Thursday, November 1, 2007

Vector Reduction

* The Vector Space Method (VSM) may be useful to understand and optimize indexing techniques for full-text databases.

* One trivial optimization is to convert all words to lower case. This way the index might be reduced nearly to the 50%. There is no reason to maintain two or more indexes for the same word with different cases, if we accept that the case mode is not reporting any additional meaning to the word.

* Another proven application is the synonyms reduction, also called Latent Semantic Indexing (LSI). All synonyms of 1 word are reduced to this word. In this way, index size is reduced as long as distinct words due to this equivalence relation (that defines a class). Through the perspective of Vector Space Method, this is equivalent to a reduction in the dimension of the Vector Space. Conceptually, to reduce synonyms to one parent word or class word is like adding an external information (the thesaurus) to establish a kind of linear dependence among the synonyms and afterwards, doing a projection in the major significant axis. The projection would remove the dimensions representing peculiarities that make differences among same class synonyms, and preserve the dimensions that made these words different from other terms out of the class.

* The approach to establish one dimension in the Vector Space for each distinct word in the document is good, but could be better, I think. Certain words are related and others are not. If we associate a dimension to a word, implicitly we are agreeing that every word in the index is linearly independent to each other. And that is not true. For example, the word "text" and the word "hypertext" are not independent. Actually "hypertext" is a mixture of "text" and the word "link", conceptually. So vector "text" plus vector "link" should sum vector "hypertext". We them have 3 words, but only 2 dimensions, because hypertext don't need a new dimension to be represented. "Text" and "link" are orthogonal words, but "hypertext" is a linear combination of them. That is the way, I think, of understanding the vector reduction.

* Every word related to one another should be expressed through any kind of linear dependence. Accomplish that work in a given language would be equivalent to find the smallest vector space that preserves the meaning of the words and at the same time avoids redundant information. If we could find such extraordinary vector base, we should find that all the remaining class words or base vectors are orthogonal, that is, not related in any way.

* Not being satisfied with that chimera, I have the impression that finding this orthogonal and universal base could be done through statistic methods instead of thesaurus application. That means, the sole in-depth studying of a corpus could determine which are the most suitable words in the vector base and which to be just linear combinations of them.

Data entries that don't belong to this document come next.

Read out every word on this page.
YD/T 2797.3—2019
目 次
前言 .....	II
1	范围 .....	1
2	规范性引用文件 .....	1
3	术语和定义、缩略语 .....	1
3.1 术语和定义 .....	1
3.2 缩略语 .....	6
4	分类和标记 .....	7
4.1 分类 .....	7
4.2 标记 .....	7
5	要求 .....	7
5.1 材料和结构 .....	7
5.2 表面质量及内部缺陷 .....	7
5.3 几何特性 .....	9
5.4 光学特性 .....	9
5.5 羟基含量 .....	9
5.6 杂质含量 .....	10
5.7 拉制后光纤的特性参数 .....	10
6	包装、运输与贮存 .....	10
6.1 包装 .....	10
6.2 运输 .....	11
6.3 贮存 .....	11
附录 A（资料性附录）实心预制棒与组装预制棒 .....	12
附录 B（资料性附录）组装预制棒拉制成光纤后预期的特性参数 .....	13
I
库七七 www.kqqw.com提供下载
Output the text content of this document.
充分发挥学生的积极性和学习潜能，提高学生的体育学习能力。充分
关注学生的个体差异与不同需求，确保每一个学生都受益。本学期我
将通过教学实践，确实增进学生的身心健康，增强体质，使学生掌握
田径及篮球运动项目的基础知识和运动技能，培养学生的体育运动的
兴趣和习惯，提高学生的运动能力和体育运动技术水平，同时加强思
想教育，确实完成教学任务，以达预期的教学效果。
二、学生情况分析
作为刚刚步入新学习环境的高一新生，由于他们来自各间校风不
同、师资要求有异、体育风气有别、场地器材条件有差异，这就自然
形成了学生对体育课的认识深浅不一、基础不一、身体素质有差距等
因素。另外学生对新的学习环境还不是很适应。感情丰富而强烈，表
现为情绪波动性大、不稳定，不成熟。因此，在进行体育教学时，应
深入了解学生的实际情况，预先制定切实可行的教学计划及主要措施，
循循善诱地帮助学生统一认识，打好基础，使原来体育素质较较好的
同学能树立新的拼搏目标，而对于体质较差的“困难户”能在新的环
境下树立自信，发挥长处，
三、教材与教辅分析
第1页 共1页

The fact that certain words belongs to a given document is establishing topological relations among them. The very fact that staying close each other is telling us some kind of useful information, for example, that they belong to a given context. The Inverted File (IF) index is also considering these information when storing the document pointer (docId) and the offset for each word in order to calculate the relevance of a search. That proves this topological information is related to the meaning of the words: "a door to the semantic universe".

* This way we could extract the semantic relations among words and use it to establish best orthogonal base vectors.

* I have thought of a recurrent method to apply in order to get the best reduced vector base. I have to spend time on it ...

* Next goal is to establish a solid theoretical framework for these ideas, investigate if anyone out there has developed something similar, and carry out some computer experiments trying to obtain some kind of tangible results. This personal brainstorm is not more that a roadmap to steer my following investigations.

* I have heard about Singular Value Decomposition (SVD), and I think this is the formal name to the Vector reduction process I am trying to describe in here. According to Wikipedia:

http://en.wikipedia.org/wiki/Latent_semantic_indexing

the Singular Value Decomposition implementation can be done by 2 methods: Lanczos Methods and via Neural Networks. I think there exists a third method, a recurrent approach that could be rougher but quicker.

* When forcing the Vector reduction process to its limits, we could get a final vector space of not too many dimensions (10, for example). What is the meaning of these 10 dimensions? I expect they were the Canonical Topics that give best taxonomy to the corpus used. If the corpus is the WWW, we should get a final base vector corresponding probably or roughly to the main level-1 topics of the Yahoo directory. So, if that is true (I will have to get some positive experimental results before assure it is true ...) we could obtain an elegant scheme to do Text Categorization, including their taxonomy.